Free tax-equivalent yield calculator. Compare municipal bond yields to taxable bond yields after accounting for federal and state tax rates. Find the true after-tax return.
The Tax-Equivalent Yield Calculator converts a tax-free municipal bond yield into its taxable equivalent, helping you compare muni bonds to taxable bonds on an apples-to-apples basis. Municipal bonds are exempt from federal income tax, and if issued in your state, they may also be exempt from state and local taxes.
Because higher-bracket investors save more on taxes, the value of a muni bond increases with your marginal rate. A 3.5% muni yield may be equivalent to 5%+ for someone in the 32% bracket, making munis a powerful tool for tax-efficient investing.
Enter the municipal bond yield, your federal marginal rate, and optional state tax rate to see the taxable-equivalent yield and determine which option provides the better after-tax return. The tax-equivalent yield concept is especially important for investors in high tax brackets, where the tax savings from municipal bonds can more than compensate for their typically lower stated yields. Including state tax exemption in the calculation further increases the advantage for investors in states with high income tax rates.
Comparing a 4% taxable bond to a 3% muni bond is misleading because the taxable bond's yield shrinks after taxes. This calculator converts both to the same after-tax basis, instantly showing which investment provides higher real returns for your specific tax situation. Without this conversion, comparing municipal and taxable bonds is like comparing apples to oranges.

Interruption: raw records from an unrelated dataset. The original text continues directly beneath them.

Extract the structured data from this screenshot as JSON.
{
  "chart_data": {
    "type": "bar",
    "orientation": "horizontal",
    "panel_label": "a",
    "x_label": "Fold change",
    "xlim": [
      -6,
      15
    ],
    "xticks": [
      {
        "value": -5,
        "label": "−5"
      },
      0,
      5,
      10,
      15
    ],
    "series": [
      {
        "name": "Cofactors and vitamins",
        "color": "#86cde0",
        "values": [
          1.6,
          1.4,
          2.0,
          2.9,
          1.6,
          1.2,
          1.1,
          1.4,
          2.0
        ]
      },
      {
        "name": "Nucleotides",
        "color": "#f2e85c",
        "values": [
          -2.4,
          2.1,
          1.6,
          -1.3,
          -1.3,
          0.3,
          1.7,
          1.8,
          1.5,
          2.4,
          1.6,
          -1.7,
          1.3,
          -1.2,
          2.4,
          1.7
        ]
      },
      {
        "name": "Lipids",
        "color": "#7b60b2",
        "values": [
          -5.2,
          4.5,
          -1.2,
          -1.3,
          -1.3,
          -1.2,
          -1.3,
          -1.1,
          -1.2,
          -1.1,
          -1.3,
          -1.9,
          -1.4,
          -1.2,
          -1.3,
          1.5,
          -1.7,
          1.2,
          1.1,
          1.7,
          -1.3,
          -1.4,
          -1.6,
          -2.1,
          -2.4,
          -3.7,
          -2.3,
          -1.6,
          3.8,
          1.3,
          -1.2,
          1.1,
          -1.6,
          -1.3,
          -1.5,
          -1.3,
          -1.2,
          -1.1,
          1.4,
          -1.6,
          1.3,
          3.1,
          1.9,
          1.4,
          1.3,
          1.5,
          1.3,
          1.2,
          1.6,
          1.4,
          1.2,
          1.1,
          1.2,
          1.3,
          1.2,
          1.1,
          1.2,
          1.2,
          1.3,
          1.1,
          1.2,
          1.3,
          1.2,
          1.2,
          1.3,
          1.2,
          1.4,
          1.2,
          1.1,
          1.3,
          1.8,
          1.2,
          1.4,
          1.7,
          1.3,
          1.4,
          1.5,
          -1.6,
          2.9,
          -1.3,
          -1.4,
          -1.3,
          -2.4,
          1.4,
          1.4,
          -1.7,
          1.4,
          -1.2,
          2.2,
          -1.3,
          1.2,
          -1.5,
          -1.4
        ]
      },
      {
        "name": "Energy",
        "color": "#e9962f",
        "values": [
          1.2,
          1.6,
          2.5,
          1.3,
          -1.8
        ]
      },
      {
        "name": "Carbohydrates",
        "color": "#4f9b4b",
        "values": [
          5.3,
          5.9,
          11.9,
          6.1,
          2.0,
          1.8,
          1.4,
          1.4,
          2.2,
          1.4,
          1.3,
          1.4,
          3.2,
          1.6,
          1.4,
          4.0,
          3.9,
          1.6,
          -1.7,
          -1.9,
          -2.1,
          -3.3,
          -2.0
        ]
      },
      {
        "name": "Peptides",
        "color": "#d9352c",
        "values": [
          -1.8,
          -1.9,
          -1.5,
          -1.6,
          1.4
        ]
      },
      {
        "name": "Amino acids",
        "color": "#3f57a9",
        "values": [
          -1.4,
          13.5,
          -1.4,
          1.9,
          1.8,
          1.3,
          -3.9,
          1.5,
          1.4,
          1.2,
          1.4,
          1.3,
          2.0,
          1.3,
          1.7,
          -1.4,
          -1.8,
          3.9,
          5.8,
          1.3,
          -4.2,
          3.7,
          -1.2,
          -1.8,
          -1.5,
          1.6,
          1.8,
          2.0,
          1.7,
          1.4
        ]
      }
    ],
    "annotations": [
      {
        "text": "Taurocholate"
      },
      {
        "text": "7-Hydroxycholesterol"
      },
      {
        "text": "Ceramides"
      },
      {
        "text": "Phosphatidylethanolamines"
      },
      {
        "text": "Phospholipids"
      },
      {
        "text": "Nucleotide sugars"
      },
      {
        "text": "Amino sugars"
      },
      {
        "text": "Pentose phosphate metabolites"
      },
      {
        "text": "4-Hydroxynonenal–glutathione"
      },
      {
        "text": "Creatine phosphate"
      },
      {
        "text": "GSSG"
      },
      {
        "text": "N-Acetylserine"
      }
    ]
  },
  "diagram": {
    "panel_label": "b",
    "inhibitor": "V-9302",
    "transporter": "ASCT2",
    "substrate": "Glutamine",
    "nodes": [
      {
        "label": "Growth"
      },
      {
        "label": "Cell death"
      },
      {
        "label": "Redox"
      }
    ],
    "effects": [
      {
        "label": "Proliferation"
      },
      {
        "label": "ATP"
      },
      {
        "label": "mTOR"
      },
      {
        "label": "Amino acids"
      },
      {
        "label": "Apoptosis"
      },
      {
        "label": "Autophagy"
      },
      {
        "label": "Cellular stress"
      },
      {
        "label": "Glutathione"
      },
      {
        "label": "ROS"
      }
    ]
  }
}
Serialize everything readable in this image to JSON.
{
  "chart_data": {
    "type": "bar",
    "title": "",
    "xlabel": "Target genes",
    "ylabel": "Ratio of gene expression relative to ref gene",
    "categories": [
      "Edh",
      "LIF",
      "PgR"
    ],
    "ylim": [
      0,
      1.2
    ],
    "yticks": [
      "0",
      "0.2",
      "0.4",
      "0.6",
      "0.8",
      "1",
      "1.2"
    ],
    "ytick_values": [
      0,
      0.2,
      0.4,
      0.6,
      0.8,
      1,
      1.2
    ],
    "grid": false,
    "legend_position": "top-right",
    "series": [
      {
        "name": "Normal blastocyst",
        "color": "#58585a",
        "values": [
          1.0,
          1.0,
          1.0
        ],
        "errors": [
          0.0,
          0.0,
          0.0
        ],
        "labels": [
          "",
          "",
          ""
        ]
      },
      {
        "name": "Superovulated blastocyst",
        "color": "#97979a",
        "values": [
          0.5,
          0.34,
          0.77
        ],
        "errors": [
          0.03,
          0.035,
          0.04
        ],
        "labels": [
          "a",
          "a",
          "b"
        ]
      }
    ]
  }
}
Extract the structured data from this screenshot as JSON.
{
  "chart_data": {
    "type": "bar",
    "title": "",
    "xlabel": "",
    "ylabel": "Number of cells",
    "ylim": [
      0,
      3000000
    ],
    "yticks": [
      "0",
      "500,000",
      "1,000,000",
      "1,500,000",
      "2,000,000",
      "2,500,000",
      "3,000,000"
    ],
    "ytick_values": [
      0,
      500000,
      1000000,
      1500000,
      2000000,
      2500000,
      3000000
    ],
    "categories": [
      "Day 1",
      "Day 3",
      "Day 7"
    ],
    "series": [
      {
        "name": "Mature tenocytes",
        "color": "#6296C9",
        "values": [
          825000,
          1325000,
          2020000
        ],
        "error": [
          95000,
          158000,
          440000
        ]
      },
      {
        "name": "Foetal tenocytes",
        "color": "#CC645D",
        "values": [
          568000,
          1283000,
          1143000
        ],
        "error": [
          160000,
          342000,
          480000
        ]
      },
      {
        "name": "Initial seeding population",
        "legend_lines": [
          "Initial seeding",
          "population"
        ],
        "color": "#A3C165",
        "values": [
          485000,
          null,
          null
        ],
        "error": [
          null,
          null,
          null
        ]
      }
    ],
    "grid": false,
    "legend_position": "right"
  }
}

Tax-Equivalent Yield = Municipal Yield / (1 − Combined Tax Rate) Combined Rate = Federal Rate + State Rate × (1 − Federal Rate) [if SALT deductible] Or simply: Combined Rate = Federal Rate + State Rate [if not itemizing] After-Tax Taxable Yield = Taxable Yield × (1 − Combined Tax Rate)
Result: Tax-equivalent yield: 5.56% | Muni wins by 0.56%
At a combined 37% tax rate (32% federal + 5% state for in-state muni), the 3.5% muni yield is equivalent to 5.56% taxable. Since the taxable bond only yields 5%, the muni provides a better after-tax return by 0.56%.
If you purchase municipal bonds issued by your home state, the interest is typically exempt from both federal and state income tax (double tax-free). Some states, like California and New York, have high income tax rates, making in-state munis especially valuable. Out-of-state munis are usually subject to state income tax on the interest.
Tax-efficient investing means placing the right assets in the right accounts. Munis should be held in taxable accounts where their tax exemption provides maximum benefit. High-yield taxable bonds and REITs belong in tax-deferred accounts (IRAs, 401k) where they're shielded from annual taxation. Growth stocks with low dividends can go in either.
Investors above the NIIT threshold ($200K single, $250K MFJ) face an additional 3.8% tax on investment income from taxable bonds. Municipal bond interest is exempt from this surtax, making the true tax advantage even larger than the basic federal rate suggests. At the top bracket, a muni's effective advantage can exceed 40% combined.
Tax-equivalent yield (TEY) is the yield a taxable bond would need to offer to match the after-tax return of a tax-exempt municipal bond. It adjusts for the tax savings of the muni to create an apples-to-apples comparison. The formula is: TEY = Muni Yield / (1 − Tax Rate).
Municipal bonds are issued by state and local governments to fund public projects. The federal government exempts the interest from federal income tax to make borrowing cheaper for municipalities. If you buy bonds from your own state, the interest is typically also exempt from state income tax.
Generally, munis become advantageous for investors in the 24% federal bracket and above. At lower brackets, the tax benefit may not compensate for the typically lower nominal yield of munis compared to taxable bonds. The exact break-even depends on the specific yields available.
No. Holding munis in an IRA or 401(k) wastes the tax exemption since those accounts already shelter income from taxes. Munis belong in taxable brokerage accounts where you can benefit from the tax-free income. Use taxable bonds in tax-advantaged accounts instead.
Most muni interest is exempt from federal tax, but some "private activity bonds" may be subject to the Alternative Minimum Tax (AMT). Also, if you sell a muni bond at a gain, the capital gain is taxable. Only the interest income receives the tax exemption.
Municipal bond interest is generally exempt from the 3.8% NIIT as well, making the tax advantage even larger for high-income investors. This means the effective combined rate for comparison should include the NIIT for taxable bonds, further favoring munis.